Mamadou Papo Mane
4 Novembre 2009
Quinze ans de travaux forcés pour un braquage perpétré en 2005, c'est la peine que la Cour d'assises de Ziguinchor a prononcée contre un rebelle du Mfdc. Au moment des faits, le jeune rebelle Abdoulaye Coly n'avait que 19 ans.
Abdoulaye Coly avait, le 31 juillet 2005, braqué et emporté la moto d'une de ses victimes entre les villages de Fanda et d'Aniack. C'est d'ailleurs cet engin volé qui a été la cause des déboires de ce combattant du Mouvement des forces démocratiques de Casamance (Mfdc). Ce jour-là, Abdoulaye Coly, âgé alors de seulement 19 ans, et un de ses amis rebelles font irruption sur la route nationale numéro 6, sur l'axe Ziguinchor-Adéane. Après avoir fait deux prisonniers, la bande armée jettera son dévolu sur un homme à bord de sa moto. Pendant que son 'coéquipier' tenait en respect les deux prisonniers, Abdoulaye Coly intimait l'ordre à Joseph Mendy de le suivre dans les buissons. Sur place, il lui arrache sa moto. Faisant contre mauvaise fortune bon coeur, la victime retourne tranquillement à Ziguinchor, tout en prenant le soin d'informer la gendarmerie de sa mésaventure.
Un jour, contre toute attente, Joseph Mendy croise aux abords du marché Saint Maur un individu conduisant une moto qui présentait les mêmes caractéristiques que la sienne. Ce dernier sera appréhendé et conduit à la brigade de gendarmerie de Ziguinchor. Sur place, Paul Niouky déclare que l'engin lui a été remis par un certain Souleymane Diédhiou. Ce dernier qui lui avait remis 10 mille francs, lui a confié la mission de repeindre la moto.Interpellé à son tour, l'homme sera soumis à un interrogatoire. Seulement, il s'avérera au terme de l'enquête que les deux hommes ignoraient l'origine criminelle de l'engin. Mais, leurs témoignages permettront de mettre la main sur Abdoulaye Coly. Le jeune rebelle avouera devant les enquêteurs que la moto faisait partie du butin de son braquage du 31 juillet 2005.
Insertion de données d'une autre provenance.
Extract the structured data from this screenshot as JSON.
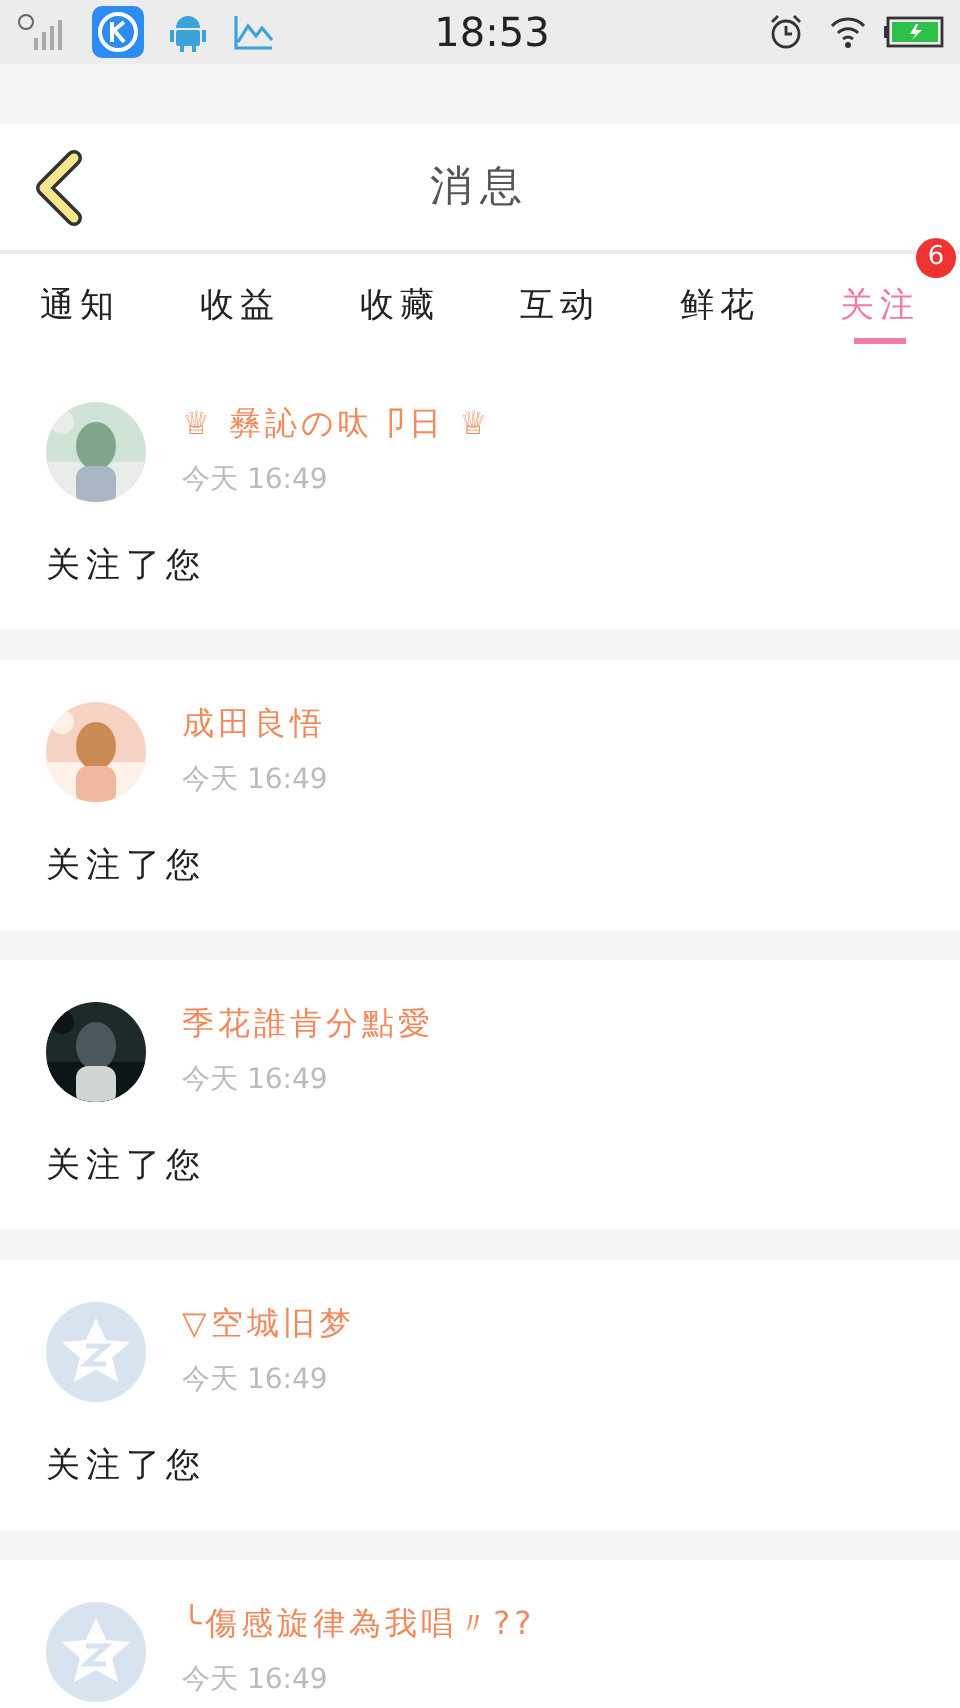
{
  "status_bar": {
    "time": "18:53"
  },
  "header": {
    "title": "消息"
  },
  "tabs": [
    {
      "label": "通知",
      "selected": false
    },
    {
      "label": "收益",
      "selected": false
    },
    {
      "label": "收藏",
      "selected": false
    },
    {
      "label": "互动",
      "selected": false
    },
    {
      "label": "鲜花",
      "selected": false
    },
    {
      "label": "关注",
      "selected": true,
      "badge": "6"
    }
  ],
  "messages": [
    {
      "name": "♕ 彝訫の呔卩日 ♕",
      "time": "今天 16:49",
      "text": "关注了您"
    },
    {
      "name": "成田良悟",
      "time": "今天 16:49",
      "text": "关注了您"
    },
    {
      "name": "季花誰肯分點愛",
      "time": "今天 16:49",
      "text": "关注了您"
    },
    {
      "avatar": {
        "kind": "default"
      },
      "name": "▽空城旧梦",
      "time": "今天 16:49",
      "text": "关注了您"
    },
    {
      "avatar": {
        "kind": "default"
      },
      "name": "╰傷感旋律為我唱〃??",
      "time": "今天 16:49"
    }
  ]
}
A la barre, Abdoulaye Coly réaffirmera son appartenance au maquis du Mouvement des forces démocratiques de Casamance qu'il a intégré en 2002. Il a d'ailleurs soutenu que l'opération du 31 juillet 2005 entrait dans les missions que les confiaient ses chefs. Mais, sur l'identité de ces derniers, l'insistance de la cour n'a pas empêché l'accusé de rester muet.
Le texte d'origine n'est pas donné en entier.